The first night I got here, Big was in a meeting so I got off the lovely megabus (which was parked in front of the Chinatown bus and I was heckled by the Chinatown bus drivers because clearly I am Asian with a bunch of bags and they almost kidnapped me/dragged me onto their bus) and headed to Borders.

My first interaction with a real "New Yorker", or a girl I just assumed to be one, took place in the Borders bathroom. As I lugged my giant kit bag and my Ninja-Turtle-shell backpack through the crowded narrow aisles, the whole time knocking displays over, people over, books over (aka leaving havoc and destruction in my wake a la Godzilla), I realized I had to use the ladies' room.

There would be a line in the ladies' room. Standing there, in awkward silence, trying not to hit people with my bags (because I swear, if I were in a bathroom and someone accidentally hit my bladder with a bag... a] I'd be pissed; b] the custodial staff would be pissed; c] and they'd be pissed because I would make them trade pants). There are only two stalls, and the line is inching forward. All of a sudden, a girl near the front whips around and asks, "Does anyone have a tampon?" Dead silence. And then her eyes, full of dwindling hope and rising despair, turn to me and my thousands of pounds of baggage. I sigh, tell her I think I might have one, and start to unpack on this dirty bathroom floor.

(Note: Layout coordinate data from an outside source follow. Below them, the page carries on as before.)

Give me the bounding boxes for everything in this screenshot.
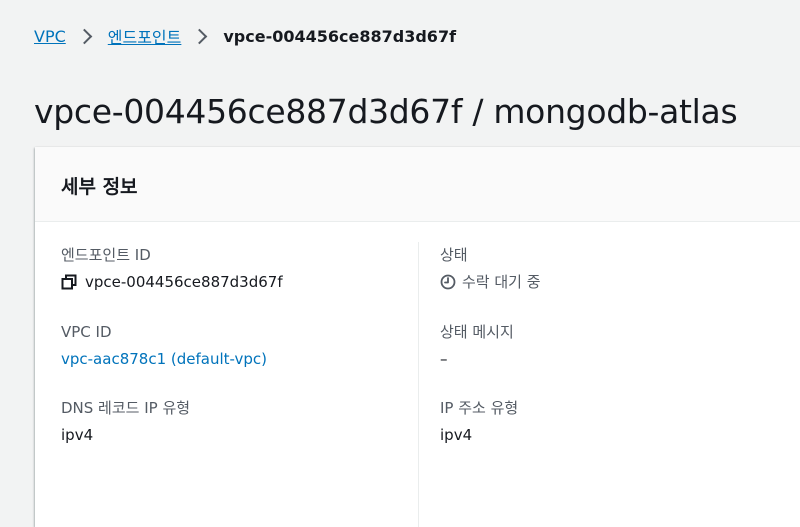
details-panel-title: 세부 정보 <box>61 176 138 198</box>
breadcrumb-link-vpc[interactable]: VPC <box>34 27 66 46</box>
endpoint-id-label: 엔드포인트 ID <box>61 246 151 264</box>
column-divider <box>418 242 419 527</box>
dns-record-ip-type-value-row: ipv4 <box>61 425 190 445</box>
vpc-id-field: VPC ID vpc-aac878c1 (default-vpc) <box>61 322 267 369</box>
copy-icon[interactable] <box>61 274 77 290</box>
breadcrumb-current: vpce-004456ce887d3d67f <box>223 26 457 46</box>
ip-address-type-label: IP 주소 유형 <box>440 399 519 417</box>
endpoint-id-field: 엔드포인트 ID vpce-004456ce887d3d67f <box>61 245 283 292</box>
ip-address-type-value-row: ipv4 <box>440 425 518 445</box>
page-title: vpce-004456ce887d3d67f / mongodb-atlas <box>34 92 738 131</box>
details-panel-header <box>35 147 800 222</box>
status-message-value-row: – <box>440 349 514 369</box>
status-value-row: 수락 대기 중 <box>440 272 541 292</box>
chevron-right-icon <box>192 28 208 44</box>
ip-address-type-value: ipv4 <box>440 426 473 444</box>
vpc-id-value-row: vpc-aac878c1 (default-vpc) <box>61 349 267 369</box>
status-message-field: 상태 메시지 – <box>440 322 514 369</box>
dns-record-ip-type-label: DNS 레코드 IP 유형 <box>61 399 191 417</box>
status-label: 상태 <box>440 246 468 264</box>
dns-record-ip-type-value: ipv4 <box>61 426 94 444</box>
status-value: 수락 대기 중 <box>462 273 541 291</box>
details-panel: 세부 정보 엔드포인트 ID vpce-004456ce887d3d67f VP… <box>35 147 800 527</box>
vpc-id-label: VPC ID <box>61 323 112 341</box>
breadcrumb-link-endpoints[interactable]: 엔드포인트 <box>108 24 182 48</box>
dns-record-ip-type-field: DNS 레코드 IP 유형 ipv4 <box>61 398 190 445</box>
endpoint-id-value-row: vpce-004456ce887d3d67f <box>61 272 283 292</box>
clock-icon <box>440 274 456 290</box>
status-field: 상태 수락 대기 중 <box>440 245 541 292</box>
status-message-label: 상태 메시지 <box>440 323 514 341</box>
vpc-id-link[interactable]: vpc-aac878c1 (default-vpc) <box>61 349 267 369</box>
breadcrumb: VPC 엔드포인트 vpce-004456ce887d3d67f <box>34 24 456 48</box>
status-message-value: – <box>440 350 448 368</box>
chevron-right-icon <box>76 28 93 44</box>
endpoint-id-value: vpce-004456ce887d3d67f <box>85 273 283 291</box>
ip-address-type-field: IP 주소 유형 ipv4 <box>440 398 518 445</box>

Victory and glory! I hand one over to her and she profusely thanks me, all the while giving COMPLETE overshare as to her cycle, etc. This opens the floodgates as all the other women in line start to chip in, discussing things that should only be shared between a lady and her lady doctor.

Finally, the line is down to just me and the woman in front of me. The regular stall door opens a few moments before the handicapped stall door. She takes a look at me and my piles of crap, and then waits that few moments before making a beeline to the handicapped stall. Really? REALLY?

I try to justify her poor life choice. Maybe she needs extra room because... she... has a big butt?

So I have, at this point, formed a biased and horribly twisted profile of all New York women based on 10 minutes in the bathroom of the Borders attached to Madison Square Garden. I am going to be a great world traveler.